We conclude that the taxpayer presented a genuine issue of material fact regarding whether the Department relied on the most accurate and most complete information reasonably obtainable when making its estimation of the taxpayer’s taxable sales and whether the amount of the final assessment was properly estimated. Furthermore, as part of its basis for determining that the taxpayer had committed fraud, the Tax Tribunal relied heavily on the large discrepancy between the estimated taxable sales as determined by the Department using the markup-audit methodology and the taxable sales reported by the taxpayer on its sales tax returns. Because the taxpayer has presented a genuine issue of material fact as to whether the Depart- ment properly estimated the taxable sales, the taxpayer has likewise presented a genuine issue of material fact as to whether the finding of fraud made by the Tax Tribunal is correct.
Conclusion
Because we find that the taxpayer presented substantial evidence establishing a genuine issue of material fact, we pretermit discussion of any other arguments for reversal of the summary judgment made by the taxpayer in its brief.

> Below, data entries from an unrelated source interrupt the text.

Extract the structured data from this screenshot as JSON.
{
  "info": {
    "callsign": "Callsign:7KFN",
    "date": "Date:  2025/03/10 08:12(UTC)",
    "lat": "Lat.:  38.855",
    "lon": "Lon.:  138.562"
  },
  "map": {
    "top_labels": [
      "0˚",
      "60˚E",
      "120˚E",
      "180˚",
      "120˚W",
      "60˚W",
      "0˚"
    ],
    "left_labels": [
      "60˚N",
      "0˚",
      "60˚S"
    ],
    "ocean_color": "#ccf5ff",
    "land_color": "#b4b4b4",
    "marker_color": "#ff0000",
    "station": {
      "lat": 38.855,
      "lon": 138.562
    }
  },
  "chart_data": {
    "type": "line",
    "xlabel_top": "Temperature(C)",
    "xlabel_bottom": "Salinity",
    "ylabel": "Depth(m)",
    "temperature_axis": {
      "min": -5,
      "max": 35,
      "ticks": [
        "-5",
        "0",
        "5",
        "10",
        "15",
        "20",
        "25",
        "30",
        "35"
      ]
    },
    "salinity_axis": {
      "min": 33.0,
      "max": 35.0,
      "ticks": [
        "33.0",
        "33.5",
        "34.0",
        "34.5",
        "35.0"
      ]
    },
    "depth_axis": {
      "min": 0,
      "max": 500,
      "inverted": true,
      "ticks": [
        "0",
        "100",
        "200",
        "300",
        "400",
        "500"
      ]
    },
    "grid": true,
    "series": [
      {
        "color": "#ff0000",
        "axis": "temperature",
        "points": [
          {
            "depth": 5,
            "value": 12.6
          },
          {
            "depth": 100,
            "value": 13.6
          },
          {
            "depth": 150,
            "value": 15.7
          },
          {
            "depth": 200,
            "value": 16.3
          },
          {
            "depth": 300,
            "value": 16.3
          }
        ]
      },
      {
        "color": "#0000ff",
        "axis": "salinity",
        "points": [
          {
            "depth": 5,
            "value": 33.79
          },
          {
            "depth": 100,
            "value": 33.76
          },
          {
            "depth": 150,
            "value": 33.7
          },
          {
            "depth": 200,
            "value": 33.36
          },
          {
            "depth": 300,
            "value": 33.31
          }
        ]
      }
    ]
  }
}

We reverse the judgment of the trial court and remind the cause with instructions that the trial court vacate the summary judgment and that it take such other actions that are consistent with this opinion to conclude this matter in accordance with the procedure set forth in § 40-2B-2(m)(4).
REVERSED AND REMANDED WITH INSTRUCTIONS.
Thompson, P.J., and Hanson and Fridy, JJ., concur.
Edwards, J., concurs in the result, without opinion.